Saturday, March 23, 2013

Kımızın da kökü dışarıdaymış, tüh


Bir okur mektubu vesilesiyle tekrar çek ettim, kımız’ın kökeni hakkında kuşkuya yer yok, Türklerin öz ulusal içkisi de maalesef viski kola ve ice tea kadar yabancı bir mamul.
Arapça hâmız حامز ilk akla gelen olasılık, “ekşi” ve “ekşimiş süt” demek. Ama bu olamaz, çünkü, bir, h > k dönüşümünü açıklayamayız; iki, 10. yüzyıl Uygurcasında Arapça alıntı zor. Hem öyle olsa Kaşgarlı’nın gözünden kaçmazdı, Türkçe kadar Arapçanın da alimidir.

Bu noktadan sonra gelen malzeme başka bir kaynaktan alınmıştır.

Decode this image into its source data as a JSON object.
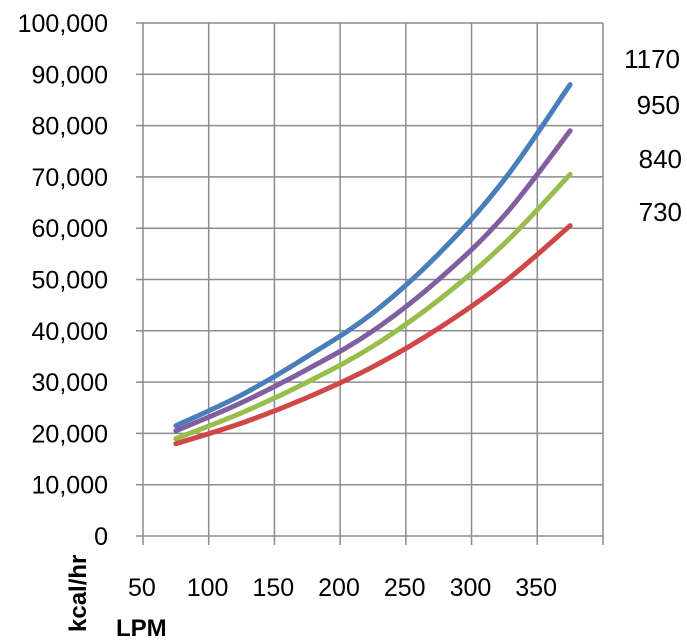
{
  "chart_data": {
    "type": "line",
    "title": "",
    "xlabel": "LPM",
    "ylabel": "kcal/hr",
    "categories": [
      "50",
      "100",
      "150",
      "200",
      "250",
      "300",
      "350"
    ],
    "x_tick_labels": [
      "50",
      "100",
      "150",
      "200",
      "250",
      "300",
      "350"
    ],
    "y_tick_labels": [
      "0",
      "10,000",
      "20,000",
      "30,000",
      "40,000",
      "50,000",
      "60,000",
      "70,000",
      "80,000",
      "90,000",
      "100,000"
    ],
    "ylim": [
      0,
      100000
    ],
    "grid": true,
    "legend": "right",
    "series": [
      {
        "name": "1170",
        "color": "#4a7ebb",
        "values": [
          21500,
          27500,
          35000,
          43500,
          55000,
          69500,
          88000
        ]
      },
      {
        "name": "950",
        "color": "#7f5fa0",
        "values": [
          20500,
          26000,
          32500,
          40000,
          50000,
          62500,
          79000
        ]
      },
      {
        "name": "840",
        "color": "#98bd4d",
        "values": [
          19000,
          24000,
          30000,
          37000,
          46000,
          57000,
          70500
        ]
      },
      {
        "name": "730",
        "color": "#d04747",
        "values": [
          18000,
          22000,
          27000,
          33000,
          40500,
          49500,
          60500
        ]
      }
    ]
  }
}
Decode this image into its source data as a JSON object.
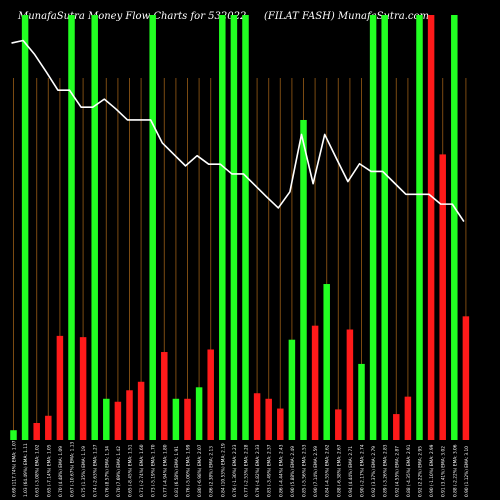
{
  "header": {
    "left": "MunafaSutra  Money Flow  Charts for 532022",
    "right": "(FILAT FASH) MunafaSutra.com"
  },
  "chart_data": {
    "type": "bar",
    "title": "MunafaSutra  Money Flow  Charts for 532022",
    "subtitle": "(FILAT FASH) MunafaSutra.com",
    "colors": {
      "up": "#22ff22",
      "down": "#ff1a1a",
      "background": "#000000",
      "grid": "#7a4a12",
      "line": "#ffffff"
    },
    "ylim": [
      0,
      100
    ],
    "grid": true,
    "categories": [
      "Wed 13 Jul 2022",
      "Tue 12 Jul 2022",
      "Mon 11 Jul 2022",
      "Fri 08 Jul 2022",
      "Thu 07 Jul 2022",
      "Wed 06 Jul 2022",
      "Tue 05 Jul 2022",
      "Mon 04 Jul 2022",
      "Fri 01 Jul 2022",
      "Thu 30 Jun 2022",
      "Wed 29 Jun 2022",
      "Tue 28 Jun 2022",
      "Mon 27 Jun 2022",
      "Fri 24 Jun 2022",
      "Thu 23 Jun 2022",
      "Wed 22 Jun 2022",
      "Tue 21 Jun 2022",
      "Mon 20 Jun 2022",
      "Fri 17 Jun 2022",
      "Thu 16 Jun 2022",
      "Wed 15 Jun 2022",
      "Tue 14 Jun 2022",
      "Mon 13 Jun 2022",
      "Fri 10 Jun 2022",
      "Thu 09 Jun 2022",
      "Wed 08 Jun 2022",
      "Tue 07 Jun 2022",
      "Mon 06 Jun 2022",
      "Fri 03 Jun 2022",
      "Thu 02 Jun 2022",
      "Wed 01 Jun 2022",
      "Tue 31 May 2022",
      "Mon 30 May 2022",
      "Fri 27 May 2022",
      "Thu 26 May 2022",
      "Wed 25 May 2022",
      "Tue 24 May 2022",
      "Mon 23 May 2022",
      "Fri 20 May 2022",
      "Thu 19 May 2022"
    ],
    "tick_labels": [
      "0.69 (117.74%)  EMA: 1.07",
      "1.03 (64.49%)  EMA: 1.11",
      "0.63 (-3.08%)  EMA: 1.02",
      "0.65 (-7.14%)  EMA: 1.05",
      "0.70 (4.48%)  EMA: 1.09",
      "0.67 (-10.67%)  EMA: 1.13",
      "0.75 (1.35%)  EMA: 1.19",
      "0.74 (-2.63%)  EMA: 1.27",
      "0.76 (8.57%)  EMA: 1.34",
      "0.70 (7.69%)  EMA: 1.42",
      "0.65 (-8.45%)  EMA: 1.51",
      "0.71 (-2.74%)  EMA: 1.60",
      "0.73 (-5.19%)  EMA: 1.70",
      "0.77 (-4.94%)  EMA: 1.80",
      "0.81 (6.58%)  EMA: 1.91",
      "0.76 (-5.00%)  EMA: 1.99",
      "0.80 (-6.98%)  EMA: 2.07",
      "0.86 (2.38%)  EMA: 2.13",
      "0.84 (10.53%)  EMA: 2.19",
      "0.76 (-1.30%)  EMA: 2.23",
      "0.77 (-2.53%)  EMA: 2.28",
      "0.79 (-4.82%)  EMA: 2.33",
      "0.83 (-3.49%)  EMA: 2.37",
      "0.86 (-4.44%)  EMA: 2.43",
      "0.90 (5.88%)  EMA: 2.49",
      "0.85 (-5.56%)  EMA: 2.53",
      "0.90 (7.14%)  EMA: 2.59",
      "0.84 (-4.55%)  EMA: 2.62",
      "0.88 (-6.38%)  EMA: 2.67",
      "0.94 (4.44%)  EMA: 2.71",
      "0.90 (-2.17%)  EMA: 2.74",
      "0.92 (3.37%)  EMA: 2.79",
      "0.89 (-3.26%)  EMA: 2.83",
      "0.92 (4.55%)  EMA: 2.87",
      "0.88 (-4.35%)  EMA: 2.91",
      "0.92 (2.22%)  EMA: 2.95",
      "0.90 (-1.10%)  EMA: 2.99",
      "0.91 (3.41%)  EMA: 3.02",
      "0.88 (-2.22%)  EMA: 3.06",
      "0.90 (1.12%)  EMA: 3.10"
    ],
    "series": [
      {
        "kind": "bar",
        "values": [
          2.3,
          100,
          4,
          5.7,
          24.5,
          100,
          24.2,
          100,
          9.7,
          9,
          11.7,
          13.7,
          100,
          20.7,
          9.7,
          9.7,
          12.4,
          21.3,
          100,
          100,
          100,
          11,
          9.7,
          7.4,
          23.6,
          75.3,
          26.9,
          36.7,
          7.2,
          26,
          17.9,
          100,
          100,
          6.1,
          10.2,
          100,
          100,
          67.2,
          100,
          29.1
        ],
        "direction": [
          "up",
          "up",
          "down",
          "down",
          "down",
          "up",
          "down",
          "up",
          "up",
          "down",
          "down",
          "down",
          "up",
          "down",
          "up",
          "down",
          "up",
          "down",
          "up",
          "up",
          "up",
          "down",
          "down",
          "down",
          "up",
          "up",
          "down",
          "up",
          "down",
          "down",
          "up",
          "up",
          "up",
          "down",
          "down",
          "up",
          "down",
          "down",
          "up",
          "down"
        ]
      },
      {
        "kind": "line",
        "values": [
          93.4,
          94.0,
          90.7,
          86.6,
          82.3,
          82.3,
          78.3,
          78.3,
          80.2,
          77.9,
          75.3,
          75.3,
          75.3,
          69.9,
          67.2,
          64.5,
          66.9,
          64.9,
          64.9,
          62.6,
          62.6,
          59.9,
          57.2,
          54.6,
          58.4,
          71.9,
          60.3,
          71.9,
          66.3,
          60.8,
          65.0,
          63.2,
          63.2,
          60.5,
          57.8,
          57.8,
          57.8,
          55.5,
          55.5,
          51.4
        ]
      }
    ]
  }
}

Arapçanın amcaoğlu olan Süryaniceye bakınca konu aydınlanıyor: xırıltılı xı ve sad ile xamıs ܚܰܡܨ “ekşi” veya “maya, mayalanmış hamur veya içecek”. Yahudiceye de aynen geçmiş, bugünkü telaffuzuyla xametz חָמְצ yazılıyor, “hamursuz bayramında yenmesi caiz olmayan mayalı hamur” anlamında. Baştaki x sesi Ortaasya Türkçesine daima /k/ olarak geçer.
Aramice/Süryanice kullanan İran Hıristiyanlarının 8. ve 9. yüzyıllarda Ortaasya’da son derece faal olduklarını, 760 küsur yılında Çin’in başkenti Xian’da bir piskoposluk kurduklarını, aşağı yukarı aynı yıllarda Uygur kağanlarının Nasturi mezhebinde Hıristiyanlığı benimsediklerini ve yüz yıl kadar o yolda yürüdüklerini biliyoruz. 9. yüzyılda Süryaniceden Uygur Türkçesine bir sürü dinî metin çevrilmiş. Oruc, namaz, çalap-çelebi ile beraber kımız da o günlerde Türkçeye ithal edilmiş olmalı.
Zaten o kadar berbat bir şey ki, kökü dışarıda olmasa şaşardık.